Just where or when Elder Peacock was converted and united with the Baptist Church and when and where he was ordained to the ministry, is not known. The first known local church membership was Beard's Creek Baptist Church, Tattnall County (organized 1804). He was the second pastor of the church, serving 1819 to April, 1835, when he moved to Ware. The Minutes of Piedmont Baptist Association show he was pastor of Salem Church in Liberty Co., in 1815. When the Association was first organized in 1815 he was one of four or five Baptists who attended and took part in the organization. He was Moderator of the Association, 1819-1824, inclusive. He was the first pastor of Providence Church in Ware County, 1844 to 1845 when he moved to Florida. By the 1820s he had come to be known as "Father Peacock" among the people where he preached. In the division over missions in the Baptist ranks in the 1830s he seems to have adhered to the anti-mission group who in time called themselves Primitive Baptists.[11]
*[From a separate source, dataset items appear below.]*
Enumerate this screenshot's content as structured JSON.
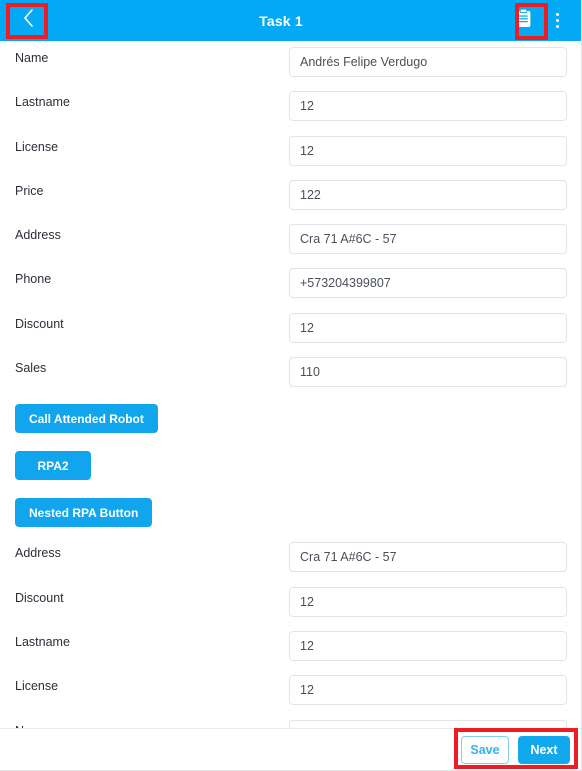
{
  "header": {
    "title": "Task 1",
    "back_icon": "chevron-left-icon",
    "clipboard_icon": "clipboard-icon",
    "overflow_icon": "more-vertical-icon"
  },
  "form_top": [
    {
      "label": "Name",
      "value": "Andrés Felipe Verdugo"
    },
    {
      "label": "Lastname",
      "value": "12"
    },
    {
      "label": "License",
      "value": "12"
    },
    {
      "label": "Price",
      "value": "122"
    },
    {
      "label": "Address",
      "value": "Cra 71 A#6C - 57"
    },
    {
      "label": "Phone",
      "value": "+573204399807"
    },
    {
      "label": "Discount",
      "value": "12"
    },
    {
      "label": "Sales",
      "value": "110"
    }
  ],
  "action_buttons": [
    {
      "label": "Call Attended Robot"
    },
    {
      "label": "RPA2"
    },
    {
      "label": "Nested RPA Button"
    }
  ],
  "form_bottom": [
    {
      "label": "Address",
      "value": "Cra 71 A#6C - 57"
    },
    {
      "label": "Discount",
      "value": "12"
    },
    {
      "label": "Lastname",
      "value": "12"
    },
    {
      "label": "License",
      "value": "12"
    },
    {
      "label": "Name",
      "value": ""
    }
  ],
  "footer": {
    "save_label": "Save",
    "next_label": "Next"
  },
  "colors": {
    "appbar_blue": "#03a9f4",
    "button_blue": "#10a5ec",
    "highlight_red": "#ee1c25",
    "save_border": "#7fd0f5"
  }
}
Isham was famous throughout south Georgia and north Florida as a minister, and personally founded a great number of Primitive Baptist churches. Isham Peacock was one of the most influential early Baptists in Georgia, and certainly the most influential of the Primitive Baptists.
He joined Lott's Creek Primitive Baptist church in Bulloch County around 1802. He went on to establish at least the following Primitive Baptist churches:
Reverend Peacock was serving as the Piedmont Baptist Association in 1828, and active in affairs of the broader churches. He was described as "Old Father Peacock", and "a profoundly influential minister of the region.' [12]
As to Peacock’s theology, it was decidedly Calvinistic. Historian Michael Holt notes that he was quick to speak out against the proper “discipline” of the Baptist faith. “In 1830, he was able to get Beard’s Creek Church to adopt a resolution forbidding Missionary and temperance speakers from taking the pulpit there. However, they rescinded the resolution as soon as he moved to Pierce County.
Though he was alleged to be sober, he was known to demonstrate his aversion to temperance societies by carrying a cane full of whisky he used to refresh himself while preaching…The disgust Peacock showed toward organized attempts to regulate public morality was typical of frontier Baptists.”[13]
In addition to these activities, Peacock founded the first Baptist church in present-day Florida in 1821 (Pigeon Creek Primitive Baptist Church near present-day Boulogne). For a brief time, it represented an extension of Baptist theology into a foreign territory, as this was still part of Spanish Florida at the time and therefore was technically against the laws of Spain regarding the establishment of non-Catholic churches.
" Peacock made a preaching tour into Florida when eighty years old and baptised converts in the woods ' south of the Altamaha' far from a church in his ninetieth year." [14]
He is found in the 1840 Ware County Census as being 90-100 years old. [15]
Elder Peacock’s last church was Providence Primitive Baptist in Ware County, where he was preaching at age 101; blindness ultimately ended his life of preaching and he moved to the Jacksonville area. On a trip to visit family members in Pierce County in 1851, at the age of 107, Peacock died and was buried at Shiloh.[16][17]